Drummer Artemis Pyle, um piloto de aviação que tinha tido aulas de voo enquanto estava nos Fuzileiros Navais, estava no cockpit quando os problemas começaram. O seu próprio pai tinha morrido num acidente de avião em 1971. Mais tarde, ele diria que sabia imediatamente o quão terrível era a situação, com base apenas nos olhos do piloto. “Eu podia ver a morte nos olhos do homem”, ele disse ao Orlando Sentinel.

O avião levou cerca de 10 minutos para chegar ao solo, com os companheiros de bancada no início sendo incrédulos e depois orando. Dependendo de quem está contando a história, Van Zant ou foi acordado de onde havia adormecido no chão pelo guarda-costas Gene Odom, levado de volta ao seu assento e amarrado, reclamando de ter sido acordado, ou caminhando por conta própria até a parte de trás do avião para pegar uma almofada e apertar a mão de Pyle e trocar um sorriso no caminho para seu assento.

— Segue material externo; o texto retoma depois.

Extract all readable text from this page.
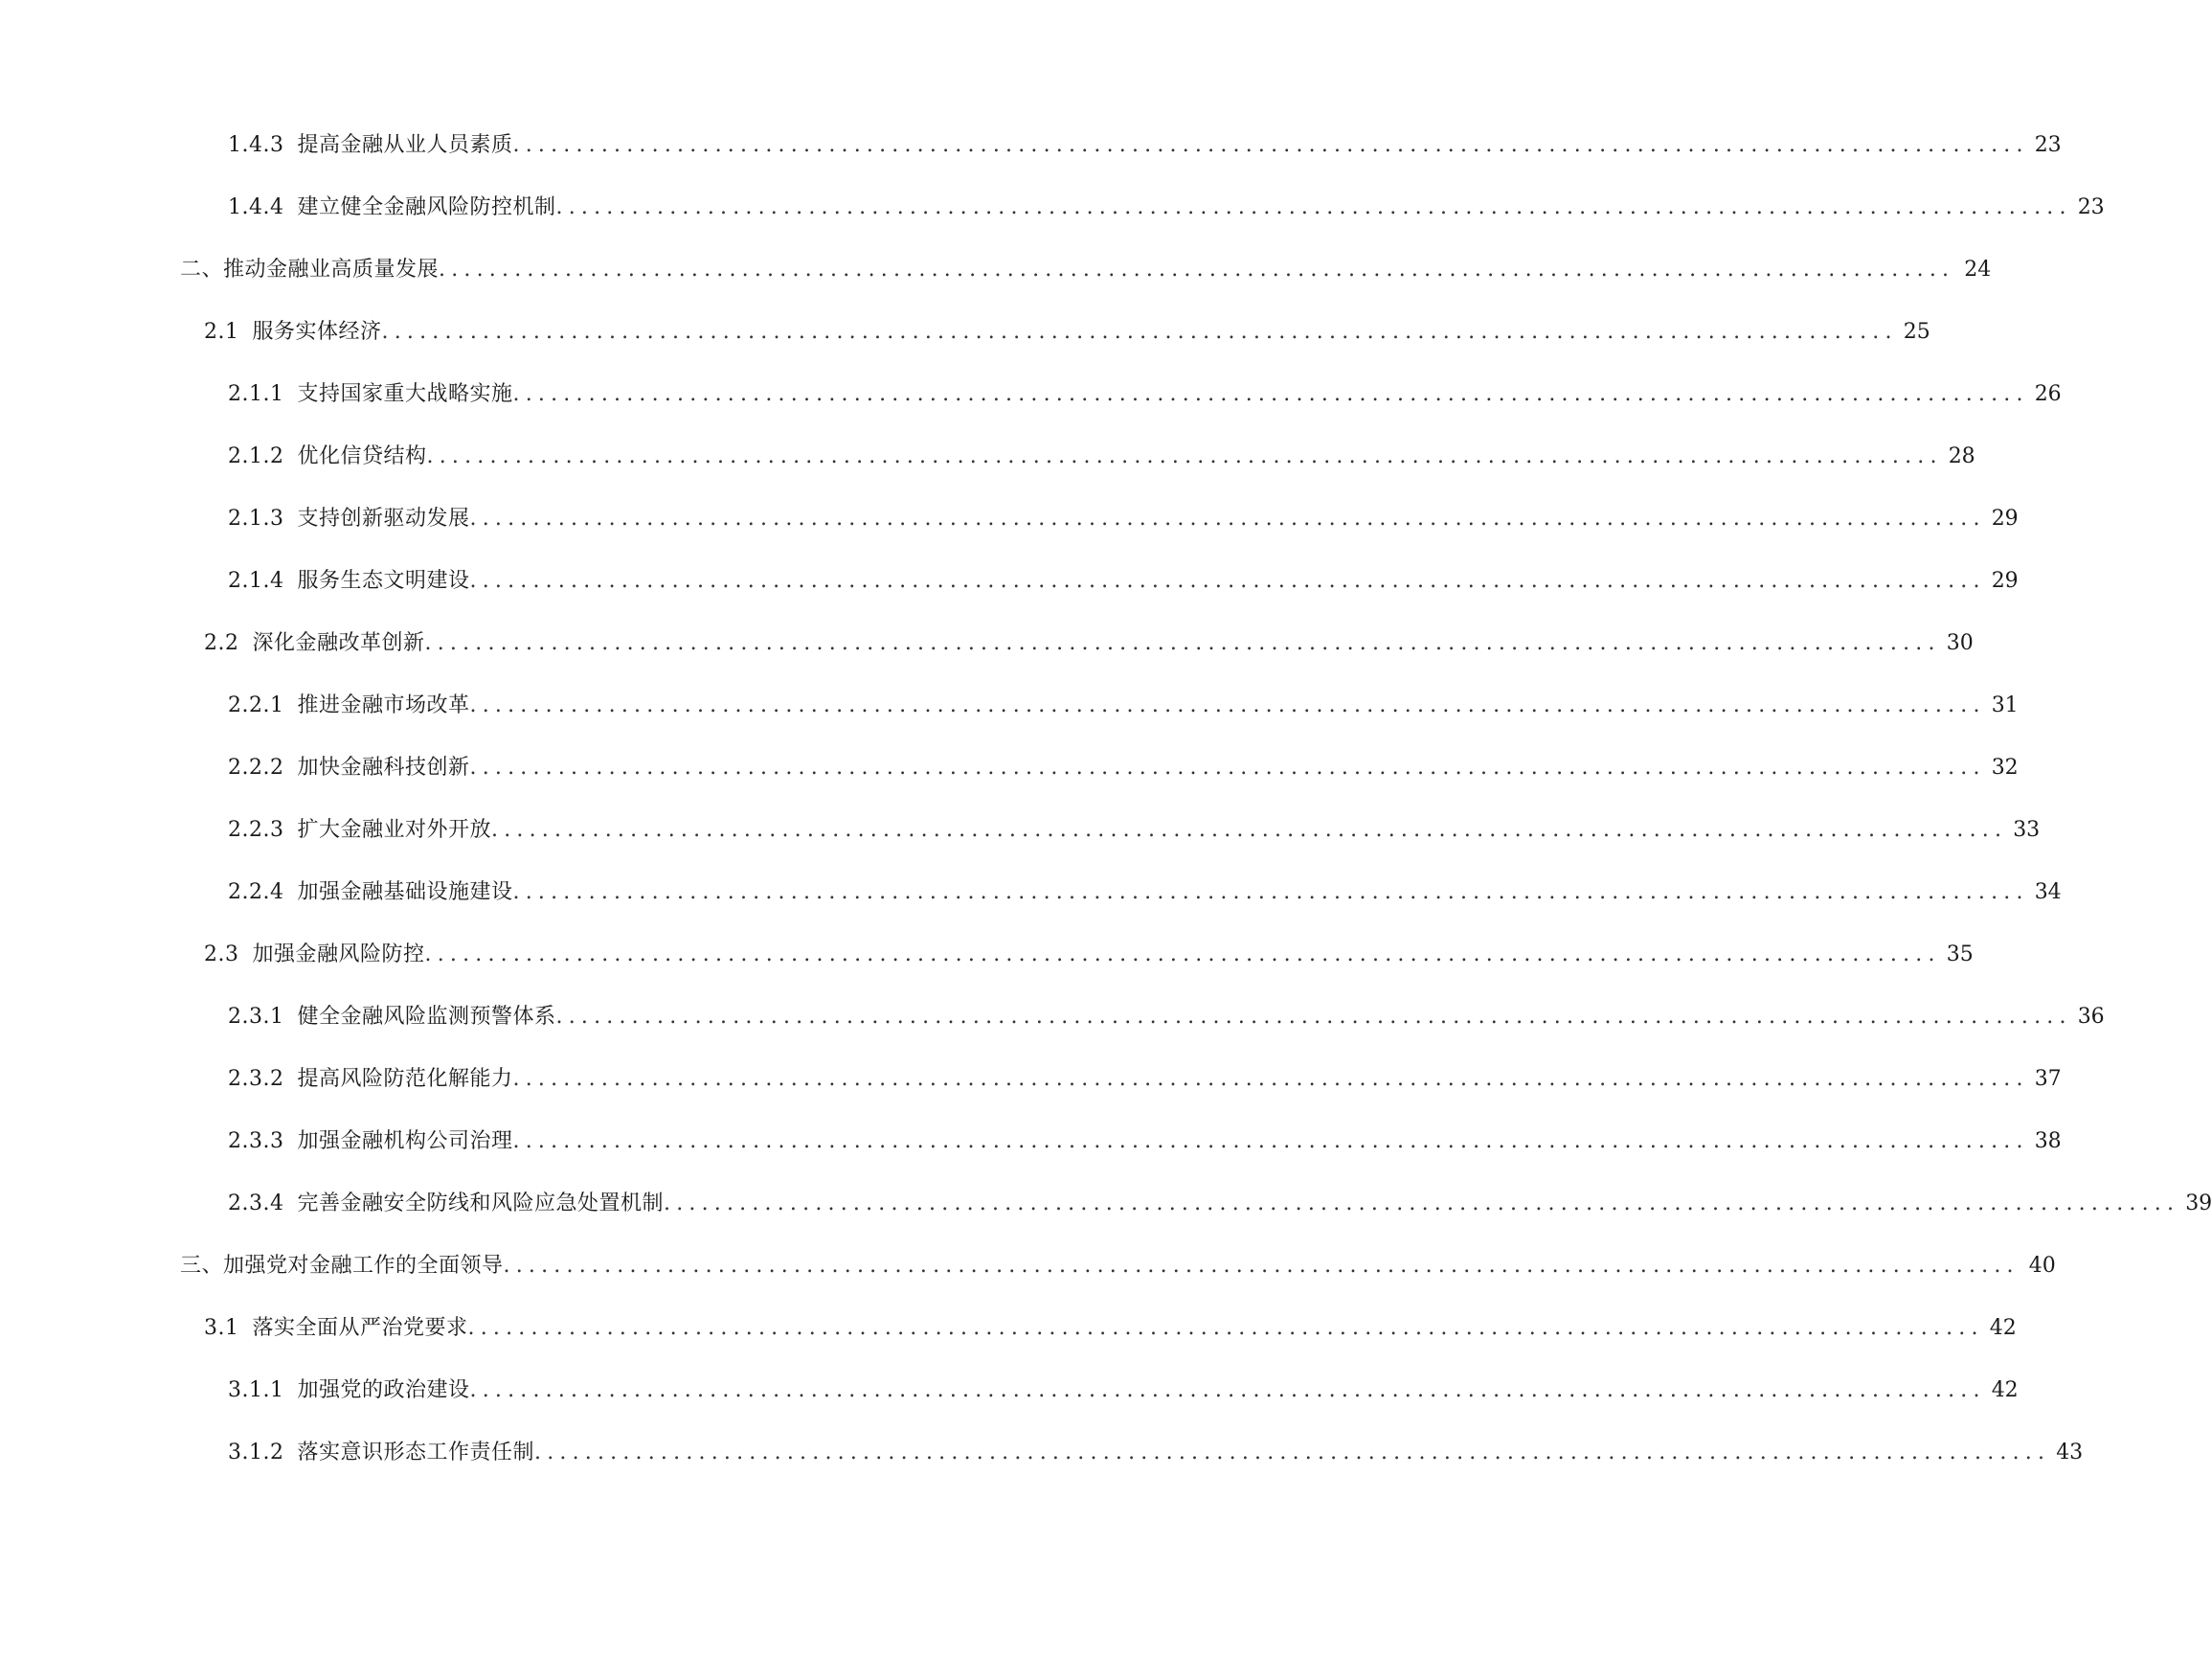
1.4.3 提高金融从业人员素质 ........................................................................................................................ 23
1.4.4 建立健全金融风险防控机制 ........................................................................................................................ 23
二、推动金融业高质量发展 ........................................................................................................................ 24
2.1 服务实体经济 ........................................................................................................................ 25
2.1.1 支持国家重大战略实施 ........................................................................................................................ 26
2.1.2 优化信贷结构 ........................................................................................................................ 28
2.1.3 支持创新驱动发展 ........................................................................................................................ 29
2.1.4 服务生态文明建设 ........................................................................................................................ 29
2.2 深化金融改革创新 ........................................................................................................................ 30
2.2.1 推进金融市场改革 ........................................................................................................................ 31
2.2.2 加快金融科技创新 ........................................................................................................................ 32
2.2.3 扩大金融业对外开放 ........................................................................................................................ 33
2.2.4 加强金融基础设施建设 ........................................................................................................................ 34
2.3 加强金融风险防控 ........................................................................................................................ 35
2.3.1 健全金融风险监测预警体系 ........................................................................................................................ 36
2.3.2 提高风险防范化解能力 ........................................................................................................................ 37
2.3.3 加强金融机构公司治理 ........................................................................................................................ 38
2.3.4 完善金融安全防线和风险应急处置机制 ........................................................................................................................ 39
三、加强党对金融工作的全面领导 ........................................................................................................................ 40
3.1 落实全面从严治党要求 ........................................................................................................................ 42
3.1.1 加强党的政治建设 ........................................................................................................................ 42
3.1.2 落实意识形态工作责任制 ........................................................................................................................ 43
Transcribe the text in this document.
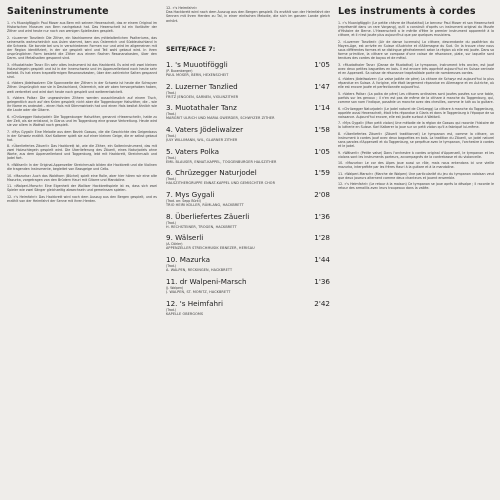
Saiteninstrumente

1. »'s Muonigföggli« Paul Moser aus Bern mit seinem Hexenscheit, das er einem Original im Historischen Museum von Bern nachgebaut hat. Das Hexenscheit ist ein Vorläufer der Zither und wird heute nur noch von wenigen Spielleuten gespielt.

2. »Luzerner Tanzlied« Die Zither, ein Nachkomme des mittelalterlichen Psalteriums, das seinerseits wahrscheinlich aus Asien stammt, kam aus Österreich und Süddeutschland in die Schweiz. Sie konnte bei uns in verschiedenen Formen nur und wird im allgemeinen mit der Region identifiziert, in der sie gespielt wird und Teil wohl gebaut wird. In ihren ursprünglichen Form besteht die Zither aus einem flachen Resonanzkasten, über den Darm- und Metallsaiten gespannt sind.

3. »Muotathaler Tanz« Ein sehr altes Instrument ist das Hackbrett. Es wird mit zwei kleinen Holzschlegeln gespielt und ist in der Innerschweiz und im Appenzellerland noch heute sehr beliebt. Es hat einen trapezförmigen Resonanzkasten, über den zahlreiche Saiten gespannt sind.

4. »Vaters Jödeliwalzer« Die Spannweite der Zithern in der Schweiz ist heute die Schwyzer Zither. Ursprünglich war sie in Deutschland, Österreich, wie wir oben hervorgehoben haben, weit verbreitet und wird dort heute noch gespielt und weiterentwickelt.

5. »Vaters Polka« Die ungewohnten Zithern werden ausschliesslich auf einem Tisch, gelegentlich auch auf den Knien gespielt; nicht aber die Toggenburger Halszither, die – wie ihr Name es andeutet – einen Hals mit Stimmwirbeln hat und einen Hals besitzt ähnlich wie die Laute oder die Gitarre.

6. »Chrüzegger Naturjodel« Die Toggenburger Halszither, genannt »Hexenscheit«, hatte zu der Zeit, als sie entstand, in Glarus und im Toggenburg eine grosse Verbreitung. Heute wird sie vor allem in Wattwil noch gespielt.

7. »Mys Gygali« Eine Melodie aus dem Bezirk Gossau, die die Geschichte des Geigenbaus in der Schweiz erzählt. Karl Kalberer spielt sie auf einer kleinen Geige, die er selbst gebaut hat.

8. »Überliefertes Zäuerli« Das Hackbrett ist, wie die Zither, ein Saiteninstrument, das mit zwei Holzschlegeln gespielt wird. Die Überlieferung des Zäuerli, eines Naturjodels ohne Worte, aus dem Appenzellerland und Toggenburg, lebt mit Hackbrett, Streichmusik und Jodel fort.

9. »Wälserli« In der Original-Appenzeller Streichmusik bilden die Hackbrett und die Violinen die tragenden Instrumente, begleitet von Bassgeige und Cello.

10. »Mazurka« Auch das Waldhorn (Büchel) spielt eine Rolle, aber hier hören wir eine alte Mazurka, vorgetragen von den Brüdern Hauri mit Gitarre und Mandoline.

11. »Walperi-Marsch« Eine Eigenheit der Walliser Hackbrettspiele ist es, dass sich zwei Spieler wie zwei Sänger gleichzeitig abwechseln und gemeinsam spielen.

12. »'s Heimfahri« Das Hackbrett wird nach dem Auszug aus den Bergen gespielt, und es erzählt von der Heimfahrt der Senne mit ihren Herden.

12. »'s Heimfahri«
Das Hackbrett wird nach dem Auszug aus den Bergen gespielt. Es erzählt von der Heimfahrt der Sennen mit ihren Herden zu Tal, in einer einfachen Melodie, die sich im ganzen Lande gleich anhört.
SEITE/FACE 7:
1. 's Muuotiföggli	1'05
(P. Buxenberger)
PAUL MOSER, BERN, HEXENSCHEIT
2. Luzerner Tanzlied	1'47
(Trad.)
FRITZ JENGOEN, SARNEN, VIOLINZITHER
3. Muotathaler Tanz	1'14
(Trad.)
MARGRIT ULRICH UND MARIA GWERDER, SCHWYZER ZITHER
4. Vaters Jödeliwalzer	1'58
(Trad.)
JULY WILLIMANN, WIL, GLARNER ZITHER
5. Vaters Polka	1'05
(Trad.)
EMIL BLAUSER, ENNAT-KAPPEL, TOGGENBURGER HALSZITHER
6. Chrüzegger Naturjodel	1'59
(Trad.)
HALSZITHERGRUPPE ENNAT-KAPPEL UND GEMISCHTER CHOR
7. Mys Gygali	2'08
(Trad. arr. Sepp Bürki)
TRIO HEIRI KOLLER, RÜMLANG, HACKBRETT
8. Überliefertes Zäuerli	1'36
(Trad.)
H. RECHSTEINER, TROGEN, HACKBRETT
9. Wälserli	1'28
(A. Dörler)
APPENZELLER STREICHMUSIK EBNEZER, HERISAU
10. Mazurka	1'44
(Trad.)
A. WALPEN, RECKINGEN, HACKBRETT
11. dr Walpeni-Marsch	1'36
(J. Walpen)
J. WALPEN, ST. MORITZ, HACKBRETT
12. 's Heimfahri	2'42
(Trad.)
KAPELLE OBERGOMS
Les instruments à cordes

1. »'s Muonigföggli« (Le petite chèvre de Muotathal) Le berceur Paul Moser et son Hexenscheit (représenté dans un rare Vorgang), qu'il a construit d'après un instrument original du Musée d'Histoire de Berne. L'Hexenscheit a le mérite d'être le premier instrument apparenté à la cithare, et il n'est jouée plus aujourd'hui que par quelques musiciens.

2. »Luzerner Tanzlied« (Air de danse lucernois) La cithare, descendante du psaltérion du Moyen-Age, est arrivée en Suisse d'Autriche et d'Allemagne du Sud. On la trouve chez nous sous différentes formes et se distingue généralement selon la région où elle est jouée. Dans sa forme primitive, la cithare se compose d'une caisse de résonance, plate, sur laquelle sont tendues des cordes de boyau et de métal.

3. »Muotathaler Tanz« (Danse de Muotathal) Le tympanon, instrument très ancien, est joué avec deux petites baguettes en bois. Il est encore très apprécié aujourd'hui en Suisse centrale et en Appenzell. Sa caisse de résonance trapézoïdale porte de nombreuses cordes.

4. »Vaters Jödeliwalzer« (La valse jodlée de père) La cithare de Schwyz est aujourd'hui la plus répandue en Suisse. A l'origine, elle était largement répandue en Allemagne et en Autriche, où elle est encore jouée et perfectionnée aujourd'hui.

5. »Vaters Polka« (La polka de père) Les cithares ordinaires sont jouées posées sur une table, parfois sur les genoux ; il n'en est pas de même de la cithare à manche du Toggenburg, qui, comme son nom l'indique, possède un manche avec des chevilles, comme le luth ou la guitare.

6. »Chrüzegger Naturjodel« (Le jodel naturel de Chrüzegg) La cithare à manche du Toggenburg, appelée aussi Hexenscheit, était très répandue à Glaris et dans le Toggenburg à l'époque de sa naissance. Aujourd'hui encore, elle est jouée surtout à Wattwil.

7. »Mys Gygali« (Mon petit violon) Une mélodie de la région de Gossau qui raconte l'histoire de la lutherie en Suisse. Karl Kalberer la joue sur un petit violon qu'il a fabriqué lui-même.

8. »Überliefertes Zäuerli« (Zäuerli traditionnel) Le tympanon est, comme la cithare, un instrument à cordes joué avec deux baguettes en bois. La tradition du Zäuerli, un jodel naturel sans paroles d'Appenzell et du Toggenburg, se perpétue avec le tympanon, l'orchestre à cordes et le jodel.

9. »Wälserli« (Petite valse) Dans l'orchestre à cordes original d'Appenzell, le tympanon et les violons sont les instruments porteurs, accompagnés de la contrebasse et du violoncelle.

10. »Mazurka« Le cor des Alpes joue aussi un rôle, mais nous entendons ici une vieille mazurka, interprétée par les frères Hauri à la guitare et à la mandoline.

11. »Walperi-Marsch« (Marche de Walpen) Une particularité du jeu du tympanon valaisan veut que deux joueurs alternent comme deux chanteurs et jouent ensemble.

12. »'s Heimfahri« (Le retour à la maison) Ce tympanon se joue après la désalpe ; il raconte le retour des armaillis avec leurs troupeaux dans la vallée.
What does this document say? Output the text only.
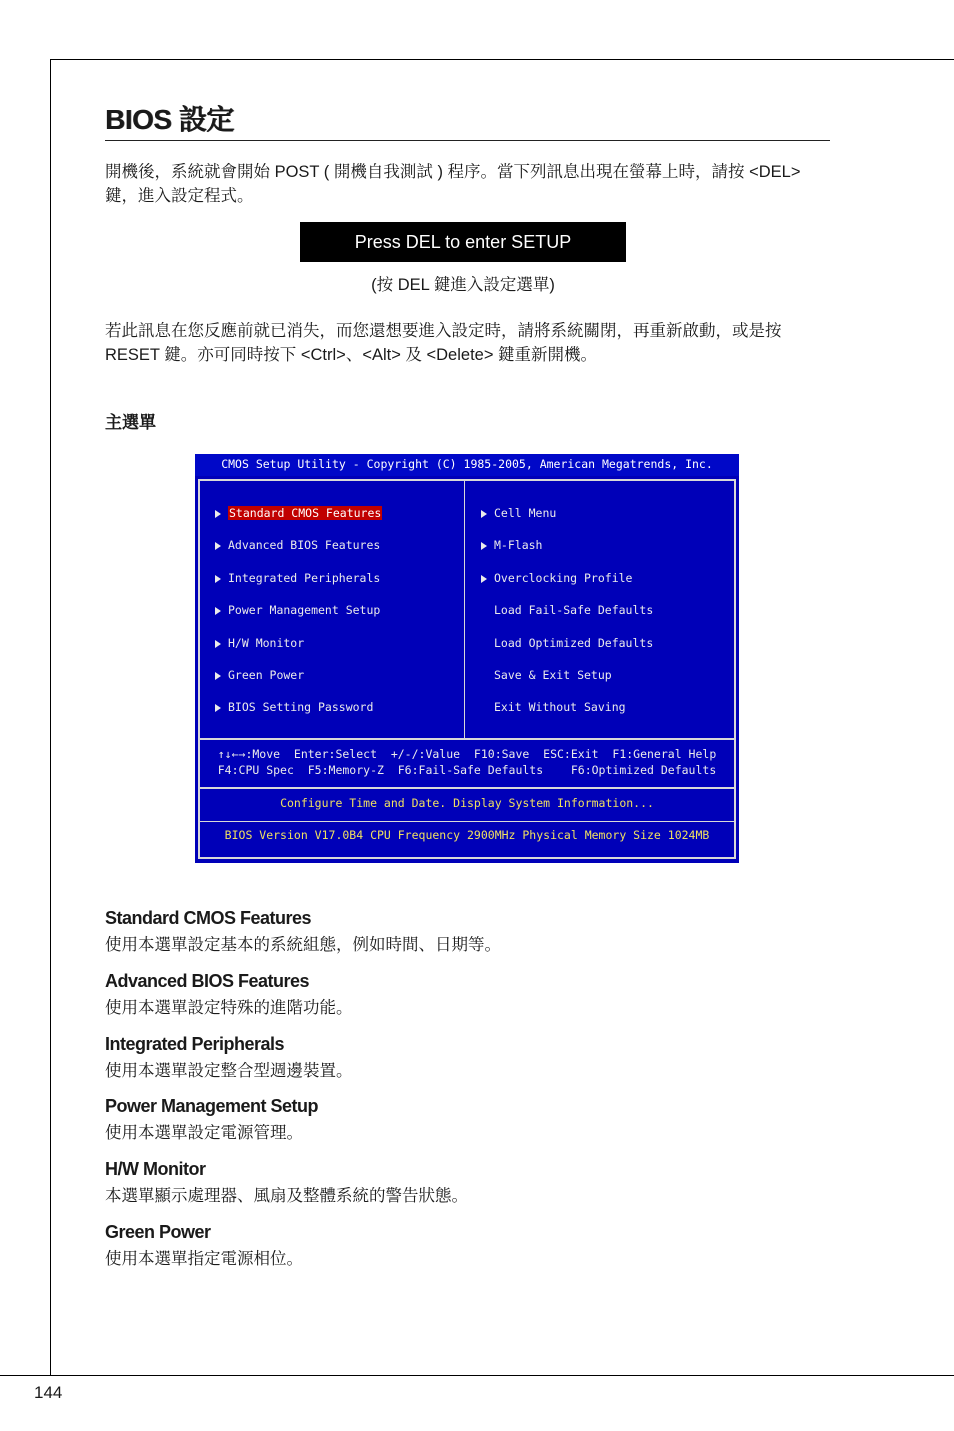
BIOS 設定
開機後，系統就會開始 POST ( 開機自我測試 ) 程序。當下列訊息出現在螢幕上時，請按 <DEL> 鍵，進入設定程式。
Press DEL to enter SETUP
(按 DEL 鍵進入設定選單)
若此訊息在您反應前就已消失，而您還想要進入設定時，請將系統關閉，再重新啟動，或是按 RESET 鍵。亦可同時按下 <Ctrl>、<Alt> 及 <Delete> 鍵重新開機。
主選單
CMOS Setup Utility - Copyright (C) 1985-2005, American Megatrends, Inc.
Standard CMOS Features
Advanced BIOS Features
Integrated Peripherals
Power Management Setup
H/W Monitor
Green Power
BIOS Setting Password
Cell Menu
M-Flash
Overclocking Profile
Load Fail-Safe Defaults
Load Optimized Defaults
Save & Exit Setup
Exit Without Saving
↑↓←→:Move  Enter:Select  +/-/:Value  F10:Save  ESC:Exit  F1:General Help
F4:CPU Spec  F5:Memory-Z  F6:Fail-Safe Defaults    F6:Optimized Defaults
Configure Time and Date. Display System Information...
BIOS Version V17.0B4 CPU Frequency 2900MHz Physical Memory Size 1024MB
Standard CMOS Features
使用本選單設定基本的系統組態，例如時間、日期等。
Advanced BIOS Features
使用本選單設定特殊的進階功能。
Integrated Peripherals
使用本選單設定整合型週邊裝置。
Power Management Setup
使用本選單設定電源管理。
H/W Monitor
本選單顯示處理器、風扇及整體系統的警告狀態。
Green Power
使用本選單指定電源相位。
144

McCreary e seu co-piloto, William Gray, Jr., tentaram guiar o avião para um campo aberto ou auto-estrada, mas sem sucesso; estavam rodeados de floresta. Billy Powell lembrou-se das árvores ficando cada vez maiores das janelas até soar como se o exterior do avião estivesse sendo atingido por centenas de tacos de beisebol.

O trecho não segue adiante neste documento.